Lima menit kemudian, ketika kopi susu itu diantar pelayan, perempuan itu memulai “ceramah” tentang penyair cum pejuang Azerbaijan itu. Ismail Khatai, katanya, mengalami masa kecil yang tragis dan sadis. “Di usia satu tahun, ia sudah menjadi saksi (meski beberapa sumber tak persis menyebutnya “menyaksikan” karena anak pada umur segitu belum mampu merekam) pembunuhan ayahnya oleh Aq Qoyunlu. Tahu Aq Qoyunlun?”

Sebagai pengagum Ganjavi dan Khatai, saya refleks mengangguk. Aq Qoyunlu adalah konfederasi suku Turkoman Sunni yang menguasai wilayah yang sekarang merupakan bagian dari Turki Timur, Armenia, Azerbaijan, Irak Utara, dan Iran dari tahun 1378 hingga 1501. Mereka juga dikenal sebagai Suku Turkoman Domba Putih. Bah, bagaimana bisa percakapan ini diantar oleh sebuah pembukaan yang serius?!

 “Khatai menghilang hingga enam tahun lamanya. Namun, term menghilang, oleh banyak kalangan dianggap tidak pas. Khatai dianggap sengaja bersembunyi dari musuh-musuhnya di istana Mirza Ali, yang setia kepada Safawi. Dalam persembunyiannya, Khatai belajar banyak hal. Dalam beberapa literatur, semangat belajarnya digambarkan seakan-akan ia ingin menjadi polimatik. Namun, sebenarnya tidak demikian. Khatai memang genius, tapi tidak seobsesif itu. Ia lebih banyak menekuni militerisme hingga ke tulang-tulangnya. Bayangkan, pada usia 12 ia berhasil menggulingkan pemerintahan dan duduk di takhta tertinggi Dinasti Safawi. Al Fatih pun tidak seakleretarif ini naik takhta di Era Turki Utsmani, bukan?”

Saya memilih no comment. Benar saja, reaksi saya membuatnya agresif. “Benn,” suaranya meninggi. “Kamu mau mendengar lebih banyak?”

“Kita kenalan dulu.”

Dia tertawa. Menertawakan diri sendiri lebi tepatnya. Seraya memainkan rambut berombaknya yang tergerai ia menyebut empat suku kata: Ayla Gharab. “Maaf, saya terlalu bersemangat sampai lupa memperkenalkan diri.”

“Apa yang ingin Anda katakan?” Saya mencoba mencari benang merah pengantarnya tentang penyair yang hidup satu masa dengan Shakespeare itu. “Bahwa Khatai adalah hero karena keberhasilannya mengambil alih wilayah Kaukasus, sebagian Asia Tengah, Afghanistan barat, dan Iran saat ini; atau Anda fokus pada konteksnya: Azerbaijan merindukan Khatai-Khatai yang baru,” saya melirik buku puisi sang penyair di tangannya.
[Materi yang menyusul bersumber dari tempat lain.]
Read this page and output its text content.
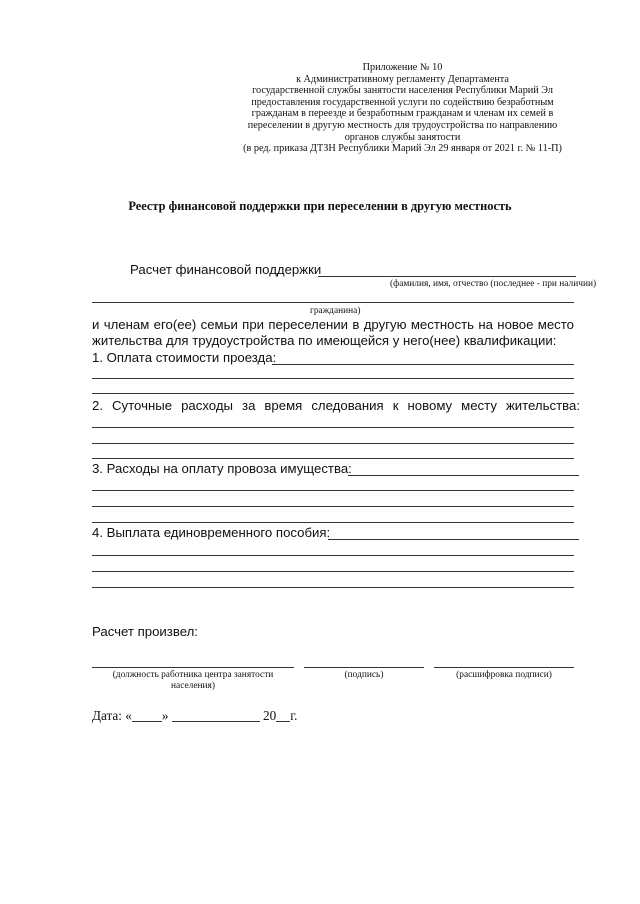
Приложение № 10
к Административному регламенту Департамента
государственной службы занятости населения Республики Марий Эл
предоставления государственной услуги по содействию безработным
гражданам в переезде и безработным гражданам и членам их семей в
переселении в другую местность для трудоустройства по направлению
органов службы занятости
(в ред. приказа ДТЗН Республики Марий Эл 29 января от 2021 г. № 11-П)
Реестр финансовой поддержки при переселении в другую местность
Расчет финансовой поддержки
(фамилия, имя, отчество (последнее - при наличии)
гражданина)
и членам его(ее) семьи при переселении в другую местность на новое место
жительства для трудоустройства по имеющейся у него(нее) квалификации:
1. Оплата стоимости проезда:
2. Суточные расходы за время следования к новому месту жительства:
3. Расходы на оплату провоза имущества:
4. Выплата единовременного пособия:
Расчет произвел:
(должность работника центра занятости
населения)
(подпись)	(расшифровка подписи)
Дата: « »	20 г.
“Yang kedua,” jawabnya cepat. “Bahwa kami butuh riak. Sebagaimana syarat kebahagiaan, kami butuh keseruan. Tapi … apa mau dikata, Negara ini tak seperti dulu.”

“Tapi gaya matsnawi masih populer,” pancing saya.

“Apa hubungannya?” Lalu ia tertawa lagi dan, seolah tak mau dianggap gagal mendapatkan konteks, ia buru-buru berkata, “Itu tidak masuk dalam perhitungan. Matsnawi cuma kalah dari Quran dan Hadits di Iran. Di wilayah bekas bagiannya seperti Azerbaijan ini, Matsnawi memang meninggalkan jejaknya, menancapkan pengaruhnya, tapi …”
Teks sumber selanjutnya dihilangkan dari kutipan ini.